In the wake of the PETA expose of the horrors of the angora industry, people were disgusted, saddened and angry: Here's a link to the video, but in short, it's awful, awful, awful. The facts are that:
In response, H&M suspended its angora production, and since then, several Eco Chick readers have asked me about ethical angora. Is it possible?
Ninety percent of angora fur comes from China, where there are no penalties for abuse of animals on farms and no standards to regulate the treatment of the animals. When you buy a sweater, hat or other product that contains angora, the angora fur most likely originated in China, even if the finished product was assembled elsewhere.
The truth is that all animals are mistreated in the conventional fast fashion industry; there's just no way to support healthy animal welfare in the cutthroat, deadline-obsessed fashion world (including wool; it is common for sheep to be violently shorn and hurt during shearing). One solution, is, of course, to go vegan with your clothing choices.

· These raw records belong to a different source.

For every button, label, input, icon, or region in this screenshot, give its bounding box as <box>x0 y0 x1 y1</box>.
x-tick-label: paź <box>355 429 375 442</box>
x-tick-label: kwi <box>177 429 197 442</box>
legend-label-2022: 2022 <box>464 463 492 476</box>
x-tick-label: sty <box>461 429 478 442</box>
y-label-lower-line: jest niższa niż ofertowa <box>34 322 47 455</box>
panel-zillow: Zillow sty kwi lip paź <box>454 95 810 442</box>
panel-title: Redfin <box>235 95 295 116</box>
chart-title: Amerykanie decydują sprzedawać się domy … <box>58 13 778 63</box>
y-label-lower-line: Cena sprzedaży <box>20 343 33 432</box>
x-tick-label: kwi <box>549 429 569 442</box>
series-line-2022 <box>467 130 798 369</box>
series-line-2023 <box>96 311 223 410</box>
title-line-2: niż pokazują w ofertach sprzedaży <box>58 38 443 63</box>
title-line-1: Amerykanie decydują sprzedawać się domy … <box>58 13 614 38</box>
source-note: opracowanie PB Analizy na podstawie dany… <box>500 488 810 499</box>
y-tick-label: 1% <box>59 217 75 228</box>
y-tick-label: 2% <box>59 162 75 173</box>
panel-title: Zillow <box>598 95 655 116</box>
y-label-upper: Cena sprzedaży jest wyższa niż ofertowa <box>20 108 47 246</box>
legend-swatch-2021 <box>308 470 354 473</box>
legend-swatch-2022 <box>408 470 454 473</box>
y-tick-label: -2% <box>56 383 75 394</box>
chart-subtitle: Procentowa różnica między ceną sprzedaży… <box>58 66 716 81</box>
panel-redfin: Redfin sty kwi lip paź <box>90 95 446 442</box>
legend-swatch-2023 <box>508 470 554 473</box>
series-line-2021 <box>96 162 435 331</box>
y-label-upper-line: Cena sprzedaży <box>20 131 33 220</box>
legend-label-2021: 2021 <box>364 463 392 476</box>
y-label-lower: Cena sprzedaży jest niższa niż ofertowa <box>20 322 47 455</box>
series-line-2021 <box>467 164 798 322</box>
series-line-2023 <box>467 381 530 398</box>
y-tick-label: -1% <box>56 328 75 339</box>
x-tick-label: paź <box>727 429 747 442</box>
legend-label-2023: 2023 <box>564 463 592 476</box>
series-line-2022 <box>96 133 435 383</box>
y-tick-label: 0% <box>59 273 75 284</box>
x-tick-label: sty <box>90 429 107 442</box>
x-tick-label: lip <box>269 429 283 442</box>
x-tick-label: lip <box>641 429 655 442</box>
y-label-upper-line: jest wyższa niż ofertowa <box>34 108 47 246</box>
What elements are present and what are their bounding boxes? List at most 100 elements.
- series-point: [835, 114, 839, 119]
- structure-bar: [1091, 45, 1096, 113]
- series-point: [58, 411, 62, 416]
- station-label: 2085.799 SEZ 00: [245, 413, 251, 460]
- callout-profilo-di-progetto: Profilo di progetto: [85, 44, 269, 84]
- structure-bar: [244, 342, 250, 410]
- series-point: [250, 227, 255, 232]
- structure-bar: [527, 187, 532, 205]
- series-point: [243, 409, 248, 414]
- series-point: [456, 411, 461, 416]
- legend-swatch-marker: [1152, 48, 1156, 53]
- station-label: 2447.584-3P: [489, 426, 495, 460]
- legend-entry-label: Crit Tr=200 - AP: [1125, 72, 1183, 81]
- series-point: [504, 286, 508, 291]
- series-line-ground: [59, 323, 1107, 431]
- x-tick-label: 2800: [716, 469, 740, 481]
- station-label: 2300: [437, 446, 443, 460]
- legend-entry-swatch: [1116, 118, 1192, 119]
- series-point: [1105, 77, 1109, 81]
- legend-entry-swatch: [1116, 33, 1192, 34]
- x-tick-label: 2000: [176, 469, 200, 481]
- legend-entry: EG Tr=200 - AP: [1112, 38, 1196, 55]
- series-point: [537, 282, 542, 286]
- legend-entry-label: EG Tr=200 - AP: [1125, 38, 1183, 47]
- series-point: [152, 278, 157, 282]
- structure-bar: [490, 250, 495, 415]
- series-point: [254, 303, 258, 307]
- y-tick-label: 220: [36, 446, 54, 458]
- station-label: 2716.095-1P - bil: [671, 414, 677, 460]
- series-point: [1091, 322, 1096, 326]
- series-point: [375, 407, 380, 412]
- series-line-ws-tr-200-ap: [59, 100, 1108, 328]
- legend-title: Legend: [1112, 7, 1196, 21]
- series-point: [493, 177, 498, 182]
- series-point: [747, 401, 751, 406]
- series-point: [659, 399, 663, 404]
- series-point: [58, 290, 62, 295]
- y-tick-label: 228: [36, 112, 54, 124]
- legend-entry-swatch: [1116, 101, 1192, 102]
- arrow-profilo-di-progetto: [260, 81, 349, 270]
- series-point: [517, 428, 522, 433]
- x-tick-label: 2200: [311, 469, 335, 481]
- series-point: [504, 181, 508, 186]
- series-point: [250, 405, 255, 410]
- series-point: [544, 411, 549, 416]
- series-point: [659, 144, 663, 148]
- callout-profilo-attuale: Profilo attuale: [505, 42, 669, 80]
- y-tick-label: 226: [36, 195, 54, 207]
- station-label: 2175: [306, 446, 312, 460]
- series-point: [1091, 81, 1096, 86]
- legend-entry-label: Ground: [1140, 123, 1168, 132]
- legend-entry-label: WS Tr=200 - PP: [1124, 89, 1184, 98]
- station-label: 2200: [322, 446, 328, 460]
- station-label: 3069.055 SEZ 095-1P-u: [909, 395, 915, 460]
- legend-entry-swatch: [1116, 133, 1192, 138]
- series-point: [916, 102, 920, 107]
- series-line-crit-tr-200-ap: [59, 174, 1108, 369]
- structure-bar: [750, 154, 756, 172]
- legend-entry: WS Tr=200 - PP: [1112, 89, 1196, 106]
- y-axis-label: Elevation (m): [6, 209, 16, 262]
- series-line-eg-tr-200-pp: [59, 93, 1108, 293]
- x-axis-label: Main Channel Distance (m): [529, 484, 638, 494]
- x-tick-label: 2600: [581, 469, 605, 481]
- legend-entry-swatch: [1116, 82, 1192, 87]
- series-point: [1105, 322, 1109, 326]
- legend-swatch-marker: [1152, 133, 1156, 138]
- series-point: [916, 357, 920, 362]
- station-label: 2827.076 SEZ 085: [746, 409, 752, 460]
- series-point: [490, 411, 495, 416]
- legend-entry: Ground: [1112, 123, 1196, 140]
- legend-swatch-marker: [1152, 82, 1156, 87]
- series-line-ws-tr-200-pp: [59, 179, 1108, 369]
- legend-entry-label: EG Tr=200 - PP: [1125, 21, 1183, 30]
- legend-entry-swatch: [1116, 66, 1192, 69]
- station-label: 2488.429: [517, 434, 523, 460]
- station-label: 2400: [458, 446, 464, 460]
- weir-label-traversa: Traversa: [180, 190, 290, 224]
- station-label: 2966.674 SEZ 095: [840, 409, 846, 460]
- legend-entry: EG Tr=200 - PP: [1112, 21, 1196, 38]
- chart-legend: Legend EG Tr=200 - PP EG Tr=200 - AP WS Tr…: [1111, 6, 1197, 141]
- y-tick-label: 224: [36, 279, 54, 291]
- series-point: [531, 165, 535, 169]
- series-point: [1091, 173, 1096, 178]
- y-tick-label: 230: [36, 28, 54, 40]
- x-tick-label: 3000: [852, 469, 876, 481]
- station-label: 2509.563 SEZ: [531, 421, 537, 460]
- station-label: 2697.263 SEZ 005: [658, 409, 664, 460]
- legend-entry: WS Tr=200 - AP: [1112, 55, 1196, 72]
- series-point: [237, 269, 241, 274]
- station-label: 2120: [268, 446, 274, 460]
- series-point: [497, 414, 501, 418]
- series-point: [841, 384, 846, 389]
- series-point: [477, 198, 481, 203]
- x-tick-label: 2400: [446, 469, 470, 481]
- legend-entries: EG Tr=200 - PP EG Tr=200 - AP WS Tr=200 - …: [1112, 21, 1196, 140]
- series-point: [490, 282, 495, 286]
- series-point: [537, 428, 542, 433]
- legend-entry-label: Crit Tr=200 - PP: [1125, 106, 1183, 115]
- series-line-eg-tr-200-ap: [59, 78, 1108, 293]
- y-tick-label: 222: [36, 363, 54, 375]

But there are animal-loving designers who have committed to making truly cruelty-free fashions from harvested fur (the animal is not killed, but shorn or brushed to remove usable fiber); they make wonderful and terrifically long-lasting pieces that, if cared for properly, can be worn for decades and even be passed on from generation to generation.
Supporting those people who are raising animals for their wool (sheep, alpaca), goats (cashmere), or rabbits (angora) and who are doing it in a sustainable way, gives artisans incredible raw materials, results in high-quality, long-lasting -- and incredibly warm -- pieces, and preserves open space for farmlands.
Ambika Conroy, designer (and creator!) of Ambika Friendly Furs is one such maker. She cares for her flock of angora bunnies herself on her upstate New York farm, harvests their fur when they molt (which only happens on the bunnies own internal schedule, not on ours), spins the thread into fiber, and knits it by hand into hats, scarves, jackets, legwarmers and ear muffs (shown above and at top).
You can read all about her process on her extensive From Bunny to Fur page. In the video below, you can see exactly how she gathers the angora wool from her bunnies, in stark contrast to the way PETA showed it done in China.
I have visited Ambika's farm and personally saw how she treated her animals, which was with love, caring and grace. Which is why her creations are especially beautiful; they shine with compassion and care as well as the natural beauty of the angora (and yes, it's as soft as it looks in these pictures!)
Is ethical angora possible? We have our answer: Certainly, just watch Conroy speak, above. That's a happy bunny!